Catherine Hiley, telecoms expert at Uswitch, said: “These deals start from around £3.95 a month and often have no contract attached.”
GET A REFURB: Desperate to get a new phone? A refurb is a nearly new device that has been sold back to the retailer or manufacturer.
They must be of a certain standard to be resold, so it is less risky than buying a second-hand phone directly from another person.
When we checked, you could buy a refurbished iPhone 11 64GB for £269 from GiffGaff, compared to £429 for a new one from Argos.
CHECK YOUR PACKAGE: Many people overestimate how much data they use and end up paying too much.
James Daley, of consumer group Fairer Finance, said: “It’s not uncommon these days for people to spend as much as £50 a month on their mobile phone bills. That’s £600 a year.”
Check exactly how many calls and texts you are using each month by looking at your bill.
If you are under your allowance, it is worth downgrading the package.
ROAM WITH CARE: A number of providers have started introducing roaming fees.
That means you could easily rack up a big bill if you are heading abroad.
Check your phone firm to see its policy. You may be able to buy a roaming package up front to cut costs.
Sky Mobile has a Roaming Passport Plus, for example, that lets you use your UK data, calls and texts plan for 24 hours for £2.
You could buy a separate SIM card to use abroad, too.

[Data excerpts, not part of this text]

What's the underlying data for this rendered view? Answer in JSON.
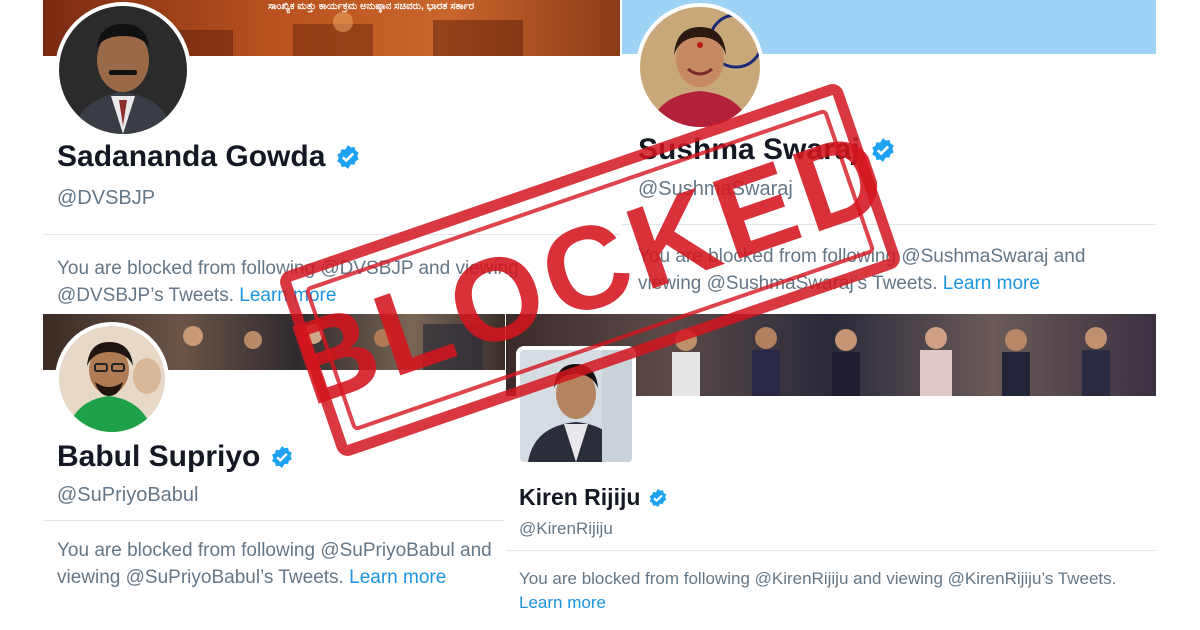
{
  "colors": {
    "link": "#1b95e0",
    "verified": "#1da1f2",
    "handle": "#657786",
    "name": "#141823",
    "stamp": "#d4151e",
    "sky_banner": "#9fd3f5"
  },
  "icons": {
    "verified": "verified-badge-icon"
  },
  "banner_text": "ಸಾಂಖ್ಯಿಕ ಮತ್ತು ಕಾರ್ಯಕ್ರಮ ಅನುಷ್ಠಾನ ಸಚಿವರು, ಭಾರತ ಸರ್ಕಾರ",
  "stamp_text": "BLOCKED",
  "profiles": {
    "gowda": {
      "name": "Sadananda Gowda",
      "handle": "@DVSBJP",
      "blocked_text": "You are blocked from following @DVSBJP and viewing @DVSBJP’s Tweets.",
      "learn_more": "Learn more"
    },
    "sushma": {
      "name": "Sushma Swaraj",
      "handle": "@SushmaSwaraj",
      "blocked_text": "You are blocked from following @SushmaSwaraj and viewing @SushmaSwaraj’s Tweets.",
      "learn_more": "Learn more"
    },
    "babul": {
      "name": "Babul Supriyo",
      "handle": "@SuPriyoBabul",
      "blocked_text": "You are blocked from following @SuPriyoBabul and viewing @SuPriyoBabul’s Tweets.",
      "learn_more": "Learn more"
    },
    "kiren": {
      "name": "Kiren Rijiju",
      "handle": "@KirenRijiju",
      "blocked_text": "You are blocked from following @KirenRijiju and viewing @KirenRijiju’s Tweets.",
      "learn_more": "Learn more"
    }
  }
}
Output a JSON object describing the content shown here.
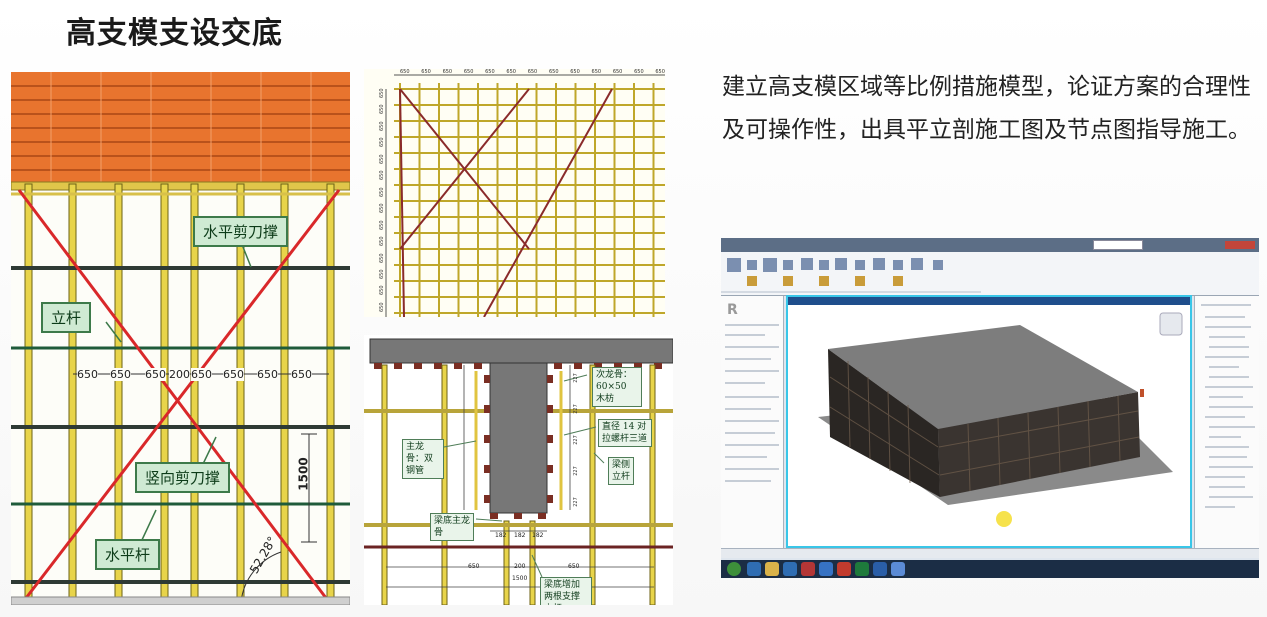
{
  "slide": {
    "title": "高支模支设交底",
    "description": "建立高支模区域等比例措施模型，论证方案的合理性及可操作性，出具平立剖施工图及节点图指导施工。"
  },
  "elevation_diagram": {
    "labels": {
      "horizontal_brace": "水平剪刀撑",
      "upright": "立杆",
      "vertical_brace": "竖向剪刀撑",
      "horizontal_bar": "水平杆"
    },
    "spacing_dims": [
      "650",
      "650",
      "650",
      "200",
      "650",
      "650",
      "650",
      "650"
    ],
    "height_dim": "1500",
    "angle": "52.28°"
  },
  "plan_diagram": {
    "top_dims": [
      "650",
      "650",
      "650",
      "650",
      "650",
      "650",
      "650",
      "650",
      "650",
      "650",
      "650",
      "650",
      "650"
    ],
    "side_dims": [
      "650",
      "650",
      "650",
      "650",
      "650",
      "650",
      "650",
      "650",
      "650",
      "650",
      "650",
      "650",
      "650",
      "650"
    ]
  },
  "beam_section": {
    "labels": {
      "secondary_joist": "次龙骨：60×50 木枋",
      "tie_bolt": "直径 14 对拉螺杆三道",
      "main_joist": "主龙骨：双钢管",
      "beam_side_pole": "梁侧立杆",
      "beam_bottom_main": "梁底主龙骨",
      "beam_bottom_support": "梁底增加两根支撑立杆"
    },
    "dims": {
      "bottom_a": "182",
      "bottom_b": "182",
      "bottom_c": "182",
      "span_left": "650",
      "span_mid": "200",
      "span_right": "650",
      "total": "1500",
      "vertical": [
        "227",
        "227",
        "227",
        "227",
        "227"
      ]
    }
  },
  "revit_screenshot": {
    "app_logo": "R"
  }
}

Catherine said: “Alternatively, get a no-contract, SIM-only deal with a company that offers free roaming, like O2.”
Bear in mind that charges will vary depending on which country you are in.
GET HELP: If you claim Universal Credit or certain other benefits, you could get extra help with your bill.
Vodafone’s VOXI network has expanded its social tariff.
These are deals available to financially vulnerable customers and are considerably cheaper than the standard tariffs.
Catherine added: “Contact your provider.
“It should be able to help either by switching you to a cheaper deal or arranging a manageable payment plan.”